Les douanes libanaises ont indiqué avoir saisi ce mercredi près de 5 millions de pilules de type Captagon au Port de Beyrouth. Cette drogue était destinée à la Grèce et l’Arabie Saoudite, précise le communiqué des douanes.

La marchandise a été retrouvée à l’intérieur d’équipements de fabrication de carrelage. 3 ressortissants libanais ont été arrêtés dans le cadre de l’enquête.

La production de captagon, une sorte d’amphétamine, s’est propagée au Liban, en Irak et surtout en Syrie, à la faveur de la guerre civile syrienne.

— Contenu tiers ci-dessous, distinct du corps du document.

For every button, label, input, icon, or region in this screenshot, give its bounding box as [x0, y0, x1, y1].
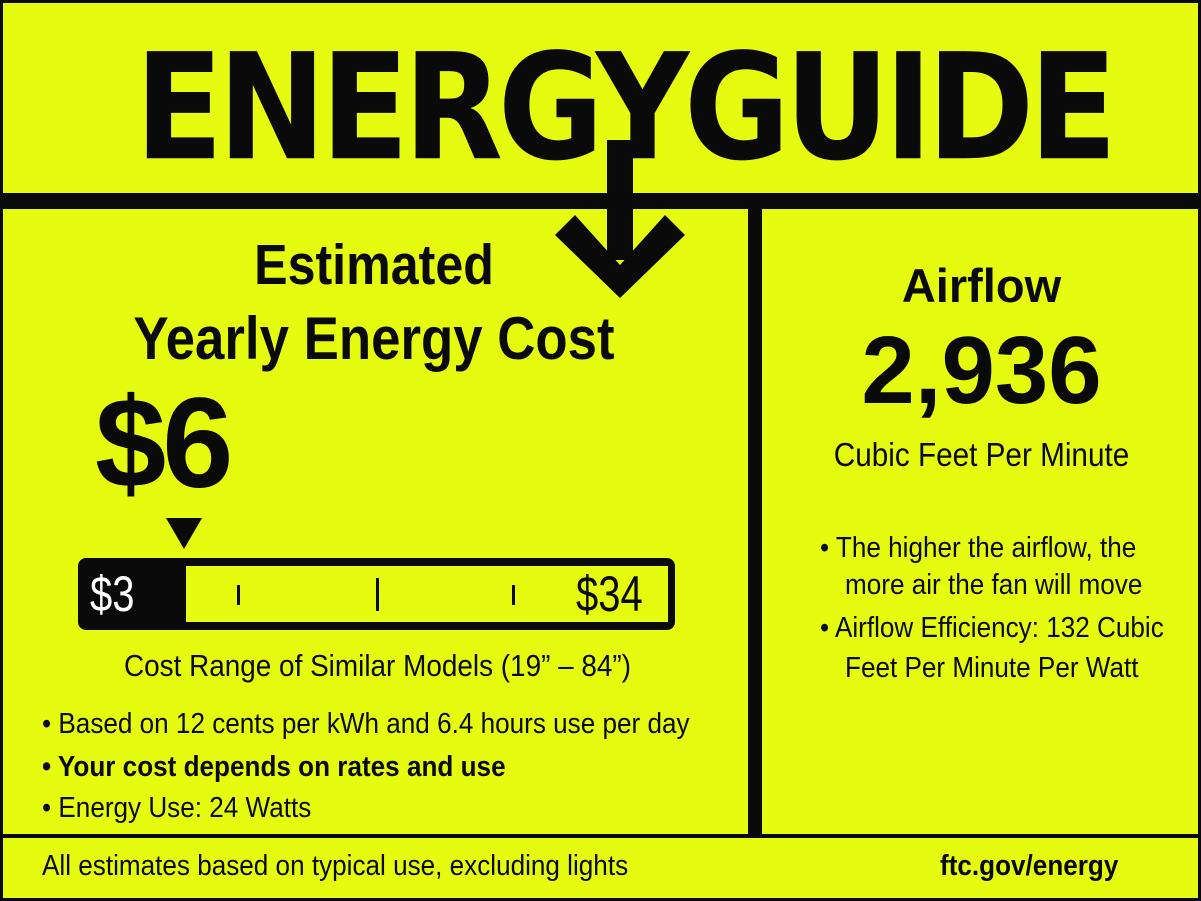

Elle permettait ainsi aux belligérants et notamment Daesh, avaient indiqué les autorités américaines qui avaient réussi à saisir en 2016 près de 300 000 pilules d’une valeur de 1.4 millions de dollars, d’une part de maintenir leurs hommes dans un état second lors des combats mais également d’avoir accès à des sources de financement via son exportation vers les Pays du Golfe et de la Péninsule Arabique. 

Ainsi, un émir saoudien, alors âgé de 29 ans, le prince Abdel Mohsen avait été arrêté le 26 octobre 2015 à l’aéroport international de Beyrouth. il tentait alors de quitter le Liban via un avion privé avec 1900 kilogrammes de Captagon, une drogue produite en très grande quantité en Syrie, pour une valeur estimée à 250 millions de dollars alors. Cet individu a été condamné par la cour d’appel du Mont Liban le 27 mars 2019, puis a été libéré avec interdiction de voyager le 26 avril 2020, à l’issue de sa peine. Le 21 juillet 2020, le même jour par conséquent, le procureur général de l’Appel de Beyrouth a levé l’interdiction de voyager de l’émir susmentionné. Le ressortissant saoudien a depuis quitté le Liban, le 24 juillet 2020.